Nel mondo giovanile spesso si semina e si resta a mani vuote (cosa che l'operaio evangelico naturalmente deve sempre mettere in conto); spesso ci si scontra con la dura realtà dell'egoismo, della vanità, dell'orgoglio e della paura, in un modo disarmante. La verità è che l'uomo non è buono perché è giovane, ma è giovane (dentro ma spesso anche fuori) se e in quanto ha fatto una scelta importante: quella di amare. Questa è la chiave di una giovinezza perenne e sempre nuova! Questo non deve demoralizzare i giovani o togliere loro la stima, quasi che la Chiesa non li amasse e non li prendesse in considerazione: li ama, ma non vuole farne né degli idoli, né dei supporter senza cervello; li ama ma vuole servirli e non servirsene. Vuole amarli senza demagogia, senza sconti, senza cadere nei comodi raggiri di una pastorale superficiale e disimpegnata; vuole amarli offrendo loro il Vangelo fino in fondo con quanto ha di bello ma anche di scomodo, di esigente, di crocifiggente: una crocifissione che però è garanzia di salvezza e di risurrezione.
Attenzione a quella che può essere definita - con buona pace dei cultori della musica e degli scout, peraltro benemeriti - "la pastorale della chitarra e del campeggio". Sia chiaro, sono cose buone, ma se la pastorale si ferma a questi aspetti esteriori dello stare insieme, se tutto si riduce a sentimentalismo, se manca una formazione profonda (impegnativa e quindi anche scomoda) della persona, servirà a ben poco. È bene ricordare che in passato un certo modo di fare associazionismo giovanile ha fornito non pochi elementi all'eversione politica e sociale. Se un cammino formativo non porta a qualcosa di serio alla fine resta il vuoto: ma chi o che cosa poi occuperà quel vuoto? Se amiamo i giovani, cerchiamoli per servirli e per servirli bene dunque, stando attenti a non servire invece solo noi stessi. Nel giovane amiamo il bambino che era ieri e amiamo l'adulto che sarà domani.

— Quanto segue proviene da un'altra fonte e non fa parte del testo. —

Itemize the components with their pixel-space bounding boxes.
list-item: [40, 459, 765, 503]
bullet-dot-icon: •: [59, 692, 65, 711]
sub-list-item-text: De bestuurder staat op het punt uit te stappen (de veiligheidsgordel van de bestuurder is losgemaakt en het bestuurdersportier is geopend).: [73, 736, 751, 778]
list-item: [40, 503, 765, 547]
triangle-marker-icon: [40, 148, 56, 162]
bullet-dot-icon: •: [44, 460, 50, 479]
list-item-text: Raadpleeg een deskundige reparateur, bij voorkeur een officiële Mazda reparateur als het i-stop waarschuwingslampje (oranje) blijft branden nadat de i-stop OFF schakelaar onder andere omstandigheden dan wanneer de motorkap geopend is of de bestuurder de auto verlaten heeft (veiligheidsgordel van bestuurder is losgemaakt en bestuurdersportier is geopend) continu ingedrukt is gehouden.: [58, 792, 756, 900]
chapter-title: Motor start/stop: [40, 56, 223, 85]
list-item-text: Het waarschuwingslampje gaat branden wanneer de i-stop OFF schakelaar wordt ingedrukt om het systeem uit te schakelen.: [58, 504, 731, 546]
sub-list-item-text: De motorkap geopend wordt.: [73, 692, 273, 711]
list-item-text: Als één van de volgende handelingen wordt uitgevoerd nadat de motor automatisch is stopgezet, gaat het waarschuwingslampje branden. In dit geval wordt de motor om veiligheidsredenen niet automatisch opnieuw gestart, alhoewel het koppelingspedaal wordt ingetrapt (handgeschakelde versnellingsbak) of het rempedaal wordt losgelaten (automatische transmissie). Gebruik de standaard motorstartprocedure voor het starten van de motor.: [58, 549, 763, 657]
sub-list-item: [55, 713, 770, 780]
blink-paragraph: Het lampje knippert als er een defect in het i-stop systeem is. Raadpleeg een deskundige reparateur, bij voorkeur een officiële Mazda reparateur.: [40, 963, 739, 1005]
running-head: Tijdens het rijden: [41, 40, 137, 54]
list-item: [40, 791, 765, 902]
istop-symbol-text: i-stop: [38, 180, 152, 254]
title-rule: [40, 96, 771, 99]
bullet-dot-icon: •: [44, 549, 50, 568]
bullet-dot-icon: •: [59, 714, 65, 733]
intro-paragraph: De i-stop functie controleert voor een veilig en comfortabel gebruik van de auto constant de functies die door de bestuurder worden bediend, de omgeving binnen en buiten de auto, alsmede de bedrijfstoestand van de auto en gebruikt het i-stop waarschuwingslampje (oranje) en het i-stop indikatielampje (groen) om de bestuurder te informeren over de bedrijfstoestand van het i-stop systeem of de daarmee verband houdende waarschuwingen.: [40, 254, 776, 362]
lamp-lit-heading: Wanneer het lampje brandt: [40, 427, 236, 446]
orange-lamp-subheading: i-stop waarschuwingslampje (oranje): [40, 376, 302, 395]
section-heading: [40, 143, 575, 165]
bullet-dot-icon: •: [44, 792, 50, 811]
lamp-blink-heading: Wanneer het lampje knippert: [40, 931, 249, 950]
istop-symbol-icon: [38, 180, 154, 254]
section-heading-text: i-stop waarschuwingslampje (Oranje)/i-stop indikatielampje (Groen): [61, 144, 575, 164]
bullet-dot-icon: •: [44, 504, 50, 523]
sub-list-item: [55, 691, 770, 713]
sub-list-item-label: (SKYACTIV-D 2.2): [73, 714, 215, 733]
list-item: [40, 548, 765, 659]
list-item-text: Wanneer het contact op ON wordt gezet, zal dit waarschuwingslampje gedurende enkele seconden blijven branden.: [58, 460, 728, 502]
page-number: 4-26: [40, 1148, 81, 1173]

Stare fra i giovani, ancor più fra giovanissimi, è gratificante perché non contestano mai il loro "idolo", lo applaudono sempre. Una volta che hanno accettato una persona come leader, gli garantiscono il loro affetto e la loro amicizia: è un rischio questo, è una tentazione ed è importante dunque interrogarsi spesso sulla correttezza del nostro rapporto nei loro confronti. Lavoriamo è preghiamo perché nella Chiesa ci sia sempre questa purezza, questa giovinezza interiore capace di generare nuove vite al Vangelo, alla fede e al futuro.
«Scrivo a voi, figlioli, perché vi sono stati rimessi i peccati in virtù del suo nome. Scrivo a voi, padri, perché avete conosciuto colui che è fin dal principio. Scrivo a voi, giovani, perché avete vinto il maligno. Ho scritto a voi, figlioli, perché avete conosciuto il Padre. Ho scritto a voi, padri, perché avete conosciuto colui che è fin dal principio. Ho scritto a voi, giovani, perché siete forti, e la parola di Dio dimora in voi e avete vinto il maligno» (1Gv 2,12-14).